The Assignment

You should be able to do this assignment using only the Arm Instruction Set Quick Reference Card and the following information timing extracted from the SA-1100 Developer's Manual. The "Delay Result" column indicates for how many clock cycles the next instruction must wait if it is dependent on the results of the listed instruction. The "Issue cycles" column is the number of clock cycle it takes for the processor to issue the instruction before the next instruction can be issued into the pipeline. According to the table, any instruction following a data processing instruction can issue one cycle after the data processing instruction has been issued. However, due to pipelining, a data-processing instruction that depends on the results of a load-single instruction must wait an extra cycle before getting started, as if the load instruction really takes two cycles ..

Here is the question: What clock rate would be required for an ARM based SW solution for the bright-spot cross-hairs to match the performance of our FPGA solution running on a 24MHz clock.

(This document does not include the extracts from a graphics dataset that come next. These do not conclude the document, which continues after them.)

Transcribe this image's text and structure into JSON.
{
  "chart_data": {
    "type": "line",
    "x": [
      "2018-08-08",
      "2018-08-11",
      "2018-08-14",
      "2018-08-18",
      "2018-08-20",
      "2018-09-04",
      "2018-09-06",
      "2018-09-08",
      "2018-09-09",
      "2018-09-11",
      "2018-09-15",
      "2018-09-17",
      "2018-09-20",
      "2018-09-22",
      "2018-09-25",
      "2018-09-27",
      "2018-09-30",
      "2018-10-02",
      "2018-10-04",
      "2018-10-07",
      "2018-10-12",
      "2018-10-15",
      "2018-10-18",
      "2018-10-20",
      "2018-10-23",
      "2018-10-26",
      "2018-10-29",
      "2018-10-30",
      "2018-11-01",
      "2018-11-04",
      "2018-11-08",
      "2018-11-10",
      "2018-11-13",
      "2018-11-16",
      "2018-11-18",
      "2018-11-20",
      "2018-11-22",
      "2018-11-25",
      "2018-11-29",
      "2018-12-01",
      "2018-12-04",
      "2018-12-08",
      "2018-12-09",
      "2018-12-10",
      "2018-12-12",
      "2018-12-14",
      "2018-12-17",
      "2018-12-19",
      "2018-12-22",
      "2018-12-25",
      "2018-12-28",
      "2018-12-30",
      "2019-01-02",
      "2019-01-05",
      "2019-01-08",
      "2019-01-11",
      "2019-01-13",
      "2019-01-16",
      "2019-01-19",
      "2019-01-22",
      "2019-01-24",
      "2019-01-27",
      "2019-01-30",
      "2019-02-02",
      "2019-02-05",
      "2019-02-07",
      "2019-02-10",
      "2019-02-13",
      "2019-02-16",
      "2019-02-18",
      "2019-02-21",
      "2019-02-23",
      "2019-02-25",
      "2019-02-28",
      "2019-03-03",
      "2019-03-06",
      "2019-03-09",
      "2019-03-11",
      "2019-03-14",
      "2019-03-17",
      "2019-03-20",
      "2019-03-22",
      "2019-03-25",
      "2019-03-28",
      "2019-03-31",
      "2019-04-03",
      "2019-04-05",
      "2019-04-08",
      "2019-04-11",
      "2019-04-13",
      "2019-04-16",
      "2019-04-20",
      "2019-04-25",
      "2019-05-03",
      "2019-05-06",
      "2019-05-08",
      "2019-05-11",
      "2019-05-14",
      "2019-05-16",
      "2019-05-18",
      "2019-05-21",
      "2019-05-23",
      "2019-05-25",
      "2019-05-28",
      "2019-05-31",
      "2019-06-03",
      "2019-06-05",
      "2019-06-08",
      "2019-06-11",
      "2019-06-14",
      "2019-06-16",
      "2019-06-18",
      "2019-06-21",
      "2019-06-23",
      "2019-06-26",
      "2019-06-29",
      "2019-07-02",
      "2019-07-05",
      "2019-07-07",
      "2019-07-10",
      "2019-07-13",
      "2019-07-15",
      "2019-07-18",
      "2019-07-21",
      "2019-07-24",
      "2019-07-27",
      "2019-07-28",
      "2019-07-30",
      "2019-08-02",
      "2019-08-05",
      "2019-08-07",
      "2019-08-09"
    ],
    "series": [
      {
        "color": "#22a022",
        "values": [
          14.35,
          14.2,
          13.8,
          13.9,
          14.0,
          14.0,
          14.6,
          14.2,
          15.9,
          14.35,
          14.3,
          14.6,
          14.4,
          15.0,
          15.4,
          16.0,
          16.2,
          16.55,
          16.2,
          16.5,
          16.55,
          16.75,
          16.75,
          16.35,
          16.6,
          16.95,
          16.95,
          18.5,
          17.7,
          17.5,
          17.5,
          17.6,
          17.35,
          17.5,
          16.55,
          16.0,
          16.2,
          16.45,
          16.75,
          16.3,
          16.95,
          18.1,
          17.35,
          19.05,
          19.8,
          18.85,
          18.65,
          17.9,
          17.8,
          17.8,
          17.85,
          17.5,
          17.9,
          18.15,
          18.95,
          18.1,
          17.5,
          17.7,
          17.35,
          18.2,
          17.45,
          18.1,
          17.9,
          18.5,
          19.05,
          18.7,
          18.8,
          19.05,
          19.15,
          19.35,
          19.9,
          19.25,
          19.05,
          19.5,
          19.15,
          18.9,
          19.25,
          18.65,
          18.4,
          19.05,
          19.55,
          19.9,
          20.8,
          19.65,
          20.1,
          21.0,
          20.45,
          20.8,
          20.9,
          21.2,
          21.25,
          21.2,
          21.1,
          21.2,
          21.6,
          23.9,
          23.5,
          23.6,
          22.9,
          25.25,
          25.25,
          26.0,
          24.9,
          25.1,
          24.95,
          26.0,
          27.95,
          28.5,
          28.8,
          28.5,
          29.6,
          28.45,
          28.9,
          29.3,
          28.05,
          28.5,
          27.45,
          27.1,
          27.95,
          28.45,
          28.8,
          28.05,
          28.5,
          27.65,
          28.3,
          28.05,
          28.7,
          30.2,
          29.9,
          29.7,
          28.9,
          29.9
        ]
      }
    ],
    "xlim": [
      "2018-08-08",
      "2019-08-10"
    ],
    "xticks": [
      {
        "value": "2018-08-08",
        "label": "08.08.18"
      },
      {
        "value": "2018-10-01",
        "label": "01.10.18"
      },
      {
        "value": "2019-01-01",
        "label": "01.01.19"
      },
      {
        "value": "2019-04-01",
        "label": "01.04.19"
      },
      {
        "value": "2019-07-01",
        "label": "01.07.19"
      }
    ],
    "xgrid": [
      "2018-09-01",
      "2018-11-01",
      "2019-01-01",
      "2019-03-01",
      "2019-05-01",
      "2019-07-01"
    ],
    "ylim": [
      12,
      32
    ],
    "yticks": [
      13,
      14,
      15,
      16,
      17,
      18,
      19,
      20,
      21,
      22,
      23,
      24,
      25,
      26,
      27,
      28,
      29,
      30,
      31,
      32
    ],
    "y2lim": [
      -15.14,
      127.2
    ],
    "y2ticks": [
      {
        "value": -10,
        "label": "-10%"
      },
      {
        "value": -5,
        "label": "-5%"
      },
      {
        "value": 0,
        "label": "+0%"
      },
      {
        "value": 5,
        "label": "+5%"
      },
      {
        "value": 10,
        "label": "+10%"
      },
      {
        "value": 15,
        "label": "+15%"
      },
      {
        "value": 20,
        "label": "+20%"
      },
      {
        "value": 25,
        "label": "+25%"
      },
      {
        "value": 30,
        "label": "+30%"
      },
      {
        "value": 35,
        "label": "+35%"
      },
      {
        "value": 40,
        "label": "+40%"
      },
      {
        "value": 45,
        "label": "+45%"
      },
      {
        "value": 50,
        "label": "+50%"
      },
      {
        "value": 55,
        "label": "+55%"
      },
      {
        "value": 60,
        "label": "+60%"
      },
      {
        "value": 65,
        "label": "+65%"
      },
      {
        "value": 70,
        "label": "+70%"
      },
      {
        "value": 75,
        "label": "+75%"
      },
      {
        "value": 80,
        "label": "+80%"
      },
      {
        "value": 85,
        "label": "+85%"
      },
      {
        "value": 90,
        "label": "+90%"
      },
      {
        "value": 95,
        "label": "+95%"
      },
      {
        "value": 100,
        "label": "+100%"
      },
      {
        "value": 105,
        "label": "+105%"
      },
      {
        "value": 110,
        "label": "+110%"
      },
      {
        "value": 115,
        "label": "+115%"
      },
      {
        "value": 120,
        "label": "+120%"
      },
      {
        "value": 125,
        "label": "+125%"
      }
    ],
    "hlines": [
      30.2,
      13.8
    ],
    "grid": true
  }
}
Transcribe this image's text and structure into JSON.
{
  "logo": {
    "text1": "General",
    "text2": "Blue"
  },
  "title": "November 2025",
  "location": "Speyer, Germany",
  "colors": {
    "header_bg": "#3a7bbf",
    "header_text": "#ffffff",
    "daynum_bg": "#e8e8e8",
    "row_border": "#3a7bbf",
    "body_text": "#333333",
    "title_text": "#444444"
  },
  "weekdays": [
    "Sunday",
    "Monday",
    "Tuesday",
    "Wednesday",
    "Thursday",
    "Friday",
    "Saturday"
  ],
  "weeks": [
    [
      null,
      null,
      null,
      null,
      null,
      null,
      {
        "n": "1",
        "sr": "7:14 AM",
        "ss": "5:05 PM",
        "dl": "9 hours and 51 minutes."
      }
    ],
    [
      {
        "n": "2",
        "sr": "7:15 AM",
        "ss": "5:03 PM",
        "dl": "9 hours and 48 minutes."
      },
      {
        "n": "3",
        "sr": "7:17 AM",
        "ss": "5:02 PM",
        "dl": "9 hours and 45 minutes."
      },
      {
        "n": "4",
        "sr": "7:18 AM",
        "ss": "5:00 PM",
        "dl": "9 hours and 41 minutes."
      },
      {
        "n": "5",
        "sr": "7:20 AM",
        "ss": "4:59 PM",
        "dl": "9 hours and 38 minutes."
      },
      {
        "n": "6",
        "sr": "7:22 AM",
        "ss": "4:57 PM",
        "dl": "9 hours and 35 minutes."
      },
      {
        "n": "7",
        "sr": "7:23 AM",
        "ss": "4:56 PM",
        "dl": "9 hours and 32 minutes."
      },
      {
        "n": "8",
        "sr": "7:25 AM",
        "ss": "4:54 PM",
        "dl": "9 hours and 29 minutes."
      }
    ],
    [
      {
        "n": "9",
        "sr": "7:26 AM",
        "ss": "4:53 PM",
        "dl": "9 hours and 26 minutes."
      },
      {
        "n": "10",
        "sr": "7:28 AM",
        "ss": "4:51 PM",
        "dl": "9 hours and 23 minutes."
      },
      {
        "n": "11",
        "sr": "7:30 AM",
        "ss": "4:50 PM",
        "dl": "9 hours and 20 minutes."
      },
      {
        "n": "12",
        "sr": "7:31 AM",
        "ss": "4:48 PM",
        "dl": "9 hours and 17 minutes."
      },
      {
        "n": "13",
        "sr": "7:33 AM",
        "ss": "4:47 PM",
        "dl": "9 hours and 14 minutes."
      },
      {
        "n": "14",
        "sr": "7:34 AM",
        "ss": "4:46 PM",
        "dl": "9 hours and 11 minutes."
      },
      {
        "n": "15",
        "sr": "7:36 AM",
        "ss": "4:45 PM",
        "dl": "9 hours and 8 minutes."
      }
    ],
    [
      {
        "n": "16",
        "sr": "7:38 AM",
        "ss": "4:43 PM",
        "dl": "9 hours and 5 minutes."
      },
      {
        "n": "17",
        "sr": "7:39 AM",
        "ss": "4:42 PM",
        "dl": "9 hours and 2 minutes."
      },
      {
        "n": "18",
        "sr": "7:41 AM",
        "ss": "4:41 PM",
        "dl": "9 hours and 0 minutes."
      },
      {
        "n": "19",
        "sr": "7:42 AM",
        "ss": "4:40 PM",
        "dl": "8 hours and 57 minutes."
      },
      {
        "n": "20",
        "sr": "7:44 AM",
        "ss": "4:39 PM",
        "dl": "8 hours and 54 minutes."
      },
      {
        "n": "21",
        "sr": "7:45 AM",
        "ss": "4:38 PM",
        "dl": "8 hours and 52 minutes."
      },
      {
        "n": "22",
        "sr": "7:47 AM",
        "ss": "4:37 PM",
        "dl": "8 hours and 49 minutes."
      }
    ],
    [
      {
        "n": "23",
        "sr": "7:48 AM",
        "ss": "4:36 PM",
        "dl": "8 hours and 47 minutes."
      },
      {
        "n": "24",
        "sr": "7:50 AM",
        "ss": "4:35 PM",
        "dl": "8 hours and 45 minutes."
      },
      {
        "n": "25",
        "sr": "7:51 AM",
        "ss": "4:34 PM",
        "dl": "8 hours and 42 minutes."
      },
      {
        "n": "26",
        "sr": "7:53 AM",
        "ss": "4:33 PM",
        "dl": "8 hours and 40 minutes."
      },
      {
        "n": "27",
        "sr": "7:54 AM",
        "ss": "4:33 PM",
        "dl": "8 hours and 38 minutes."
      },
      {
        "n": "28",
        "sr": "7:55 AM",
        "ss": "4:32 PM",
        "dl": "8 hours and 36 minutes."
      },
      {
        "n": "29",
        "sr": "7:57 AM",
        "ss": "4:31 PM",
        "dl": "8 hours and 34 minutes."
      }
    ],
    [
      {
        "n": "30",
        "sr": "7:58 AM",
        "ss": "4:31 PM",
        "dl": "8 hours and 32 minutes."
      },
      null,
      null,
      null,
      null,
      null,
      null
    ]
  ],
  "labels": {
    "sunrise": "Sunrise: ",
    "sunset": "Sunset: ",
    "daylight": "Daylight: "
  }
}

  1. Show the ARM assembly code for my simplified version of my bright-spot solution below. It should be written as a subroutine that returns an output pixel value given an input pixel value, the current X,Y location, the "blank" input, and the "vsynch" input.  You may use any instructions you want from the instruction set. See how much you can optimize this. If anyone in the class can beat the best solution between Theodora, Deepak and I, then we will have have Pizza in your name at the following meeting (this is easy!). You must implement my version of the bright-spot algorithm to qualify for the contest. Incidentally, there is something a little bit wrong with my implementation though it would most likely not be noticeable. Can you identify the bug?
  2. Assumptions: The call stack contains the inputs in the following order: pixel, hcnt, vcnt, blank, vsynch The return stack contains only the single output data value. Any static values needed by your subroutine should be stored in memory. You can make up labels for those locations.
  3. How many clock cycles are needed for execution of your subroutine?
  4. What clock rate is needed to compete with the FPGA solution (one data output for each 24MHz clock cycle).
  5. Lite Option: If you are really pressed for time, you can write a psuedo-assembly code version of this routine and give me a 1/cycle per instruction estimate for the answer above. 

/************** My Version of Bright-Spot ****************************/

module bright (HCNT, VCNT, PIXEL, FILTERED, BLANK, CLOCK, VSYNCH ;
input         BLANK, CLOCK, VSYNCH;
input   [7:0] PIXEL ;
input   [7:0] HCNT, VCNT;
output  [7:0] FILTERED;

reg [7:0] ACC, MAX, V, PV, H, PH;
reg [7:0] p1, p2, p3;
reg synch;

assign FILTERED = BLANK ? 0 : (((PV==VCNT)||(PH==HCNT)) ? 255: PIXEL);

always @(posedge CLOCK) synch <= VSYNCH;

always @(posedge CLOCK) begin;
      ACC <= (PIXEL>>2)+(p1>>2)+(p2>>2)+(p3>>2);
      p1  <= PIXEL;
      p2  <= p1;
      p3  <= p2;
end

always @(posedge CLOCK) begin
      if (VSYNCH && !synch) begin // synch pulse is passed (just do this once/frame)
            MAX <= 0;
            PV <= V;
            PH <= H;
      end else if ((ACC > MAX) && !BLANK) begin
            MAX <= ACC;
            V <= VCNT;
            H <= HCNT;
      end
end

endmodule       

 

More Background Stuff

Your might want to familiarize yourself with the following documents, but don't worry about it too much. We will step you through the tools. For now, it is important to learn about the processor. We will get to the development board an tools in lecture.

Once you register with ARM at this link, you can download the Arm Instruction Set Quick Reference Card From ARM's website. You have to register to get access to this. If you don't want to register, let me know and I will e-mail you the document. You can get most of the instruction set information from the ARM SDT User's Guide as well.